Paris-Kaboul : la France se lance dans une vague de renvois forcés

La France expulse désormais par avion directement de Paris à Kaboul. Une situation qui n’avait plus eu lieu depuis 2009, sous le quinquennat Sarkozy. Les associations s’inquiètent de cette première série d’expulsions, qui commence demain.

Maïa Courtois  • 9 juin 2017 abonné·es
Paris-Kaboul : la France se lance dans une vague de renvois forcés
PHOTO : l'aéroport de Kaboul.
© MOHAMMAD JAWAD / DPA

Six hommes afghans détenus au centre de rétention du Mesnil-Amelot (Seine-et-Marne) sont sous le coup de procédures de renvois forcés. Pour la première fois depuis 2009 et les charters de l’ère Sarkozy, la France expulsera ces hommes directement de Paris à Kaboul. La vague d’expulsion commence demain, et s’étend, d’après les informations dont disposent pour le moment les associations, jusqu’au 24 juin. Des vols individuels, pris en charge par la compagnie Turkish Airlines, depuis l’aéroport de Roissy-Charles-de-Gaulle.
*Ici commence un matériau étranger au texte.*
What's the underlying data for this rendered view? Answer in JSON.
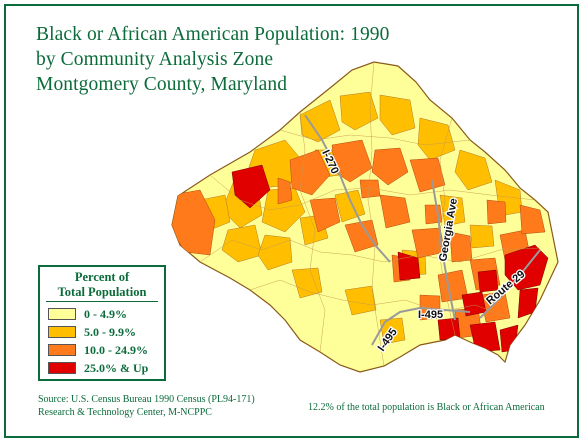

La situation de l’Afghanistan, soumis à des attentats quotidiens, en font tout sauf un « pays sûr ». Sa capitale est plus que jamais sous tension, une semaine après l’attentat dans le quartier diplomatique de Kaboul dont le bilan s’élève à 150 morts. Au lendemain de cette attaque extrêmement meurtrière, l’Allemagne avait décidé de stopper les renvois forcés qu’elle s’apprêtait à effectuer. Avant de reprendre dans les jours qui ont suivi. Pour ces déboutés du droit d’asile en Europe, revenir en Afghanistan signifie mettre de nouveau sa vie en danger.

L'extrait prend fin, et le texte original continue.